Post on behalf of Thomas J. Ueberschaer PA on Tuesday August 30, 2016

Putting together a successful application for Social Security Disability (SSD) can be difficult. Recent data estimates that only 36 percent of all SSD claims are approved by the Social Security Administration (SSA). That means almost two-thirds of applicants are denied benefits.

How can an applicant avoid denial of SSD benefits?

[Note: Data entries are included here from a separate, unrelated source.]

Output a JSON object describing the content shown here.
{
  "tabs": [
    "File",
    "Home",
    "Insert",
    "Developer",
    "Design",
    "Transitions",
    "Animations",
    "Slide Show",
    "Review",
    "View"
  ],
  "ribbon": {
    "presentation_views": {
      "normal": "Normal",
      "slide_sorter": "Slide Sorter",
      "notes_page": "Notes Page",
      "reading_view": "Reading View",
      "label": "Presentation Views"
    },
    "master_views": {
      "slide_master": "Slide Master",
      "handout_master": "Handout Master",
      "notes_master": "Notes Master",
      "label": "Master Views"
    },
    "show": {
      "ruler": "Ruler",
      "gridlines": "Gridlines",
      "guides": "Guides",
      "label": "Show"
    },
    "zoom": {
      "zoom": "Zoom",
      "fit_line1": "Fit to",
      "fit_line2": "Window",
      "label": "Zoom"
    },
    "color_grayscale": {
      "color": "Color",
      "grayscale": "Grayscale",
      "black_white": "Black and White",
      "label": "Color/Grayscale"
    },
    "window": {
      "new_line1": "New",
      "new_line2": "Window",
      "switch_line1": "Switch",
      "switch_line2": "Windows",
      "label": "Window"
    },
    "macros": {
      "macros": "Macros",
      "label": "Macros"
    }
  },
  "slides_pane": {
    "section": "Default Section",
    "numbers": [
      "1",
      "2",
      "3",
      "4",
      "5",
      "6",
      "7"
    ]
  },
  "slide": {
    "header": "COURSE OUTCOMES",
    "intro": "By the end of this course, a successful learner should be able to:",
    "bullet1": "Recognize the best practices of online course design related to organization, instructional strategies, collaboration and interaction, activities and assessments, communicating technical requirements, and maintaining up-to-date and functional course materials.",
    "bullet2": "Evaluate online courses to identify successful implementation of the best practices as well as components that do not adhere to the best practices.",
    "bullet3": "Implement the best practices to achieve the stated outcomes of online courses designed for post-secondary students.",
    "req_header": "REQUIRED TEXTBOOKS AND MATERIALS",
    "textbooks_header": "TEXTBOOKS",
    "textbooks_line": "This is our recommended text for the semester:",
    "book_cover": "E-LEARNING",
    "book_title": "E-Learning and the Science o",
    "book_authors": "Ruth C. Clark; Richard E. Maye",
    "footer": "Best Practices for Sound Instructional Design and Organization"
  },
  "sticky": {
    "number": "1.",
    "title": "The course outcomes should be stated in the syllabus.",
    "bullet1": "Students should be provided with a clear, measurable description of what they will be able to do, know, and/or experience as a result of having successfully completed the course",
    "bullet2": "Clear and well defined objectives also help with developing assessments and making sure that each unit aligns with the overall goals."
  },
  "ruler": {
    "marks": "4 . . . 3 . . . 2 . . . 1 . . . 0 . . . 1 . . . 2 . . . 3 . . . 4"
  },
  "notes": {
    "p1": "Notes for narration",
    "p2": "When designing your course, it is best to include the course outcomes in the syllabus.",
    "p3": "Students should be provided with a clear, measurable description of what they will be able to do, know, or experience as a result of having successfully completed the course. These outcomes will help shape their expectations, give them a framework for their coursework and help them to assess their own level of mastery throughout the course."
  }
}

There are steps you can take to avoid being part of the group of applications that are denied benefits. The success of an application packet can be increased by avoiding these three common mistakes:

  • Not including medical records. It is not wise to assume that the medical provider will send the requested medical records in time for review by the SSD before the agency makes its decision. As a result, it is best to include the applicable records within the initial application packet. Also note that the agency may send a packet with additional forms. Fill these out fully and include the medical records a second time.
  • Not using a residual functional capacity form. This form is filed out by the treating physician. It outlines the applicant’s disability, discussing the limitations and prognosis that have resulted in the inability to work.
  • Not fighting. Do not give up. If the application is denied, additional measures for approval are available. Of the 36 percent of applications that are approved, only approximately 25 percent are approved the first time around. The remaining approvals are the result of appeals and hearings.

An article by CNBC discussed this issue, noting that employment can undermine an applicant’s chances for approval of benefits. Essentially, those applying for SSD are saying that they are unable to work. As a result, the SSA may question the necessity of an applicant requesting benefits when the applicant that is under review for benefits is able to work.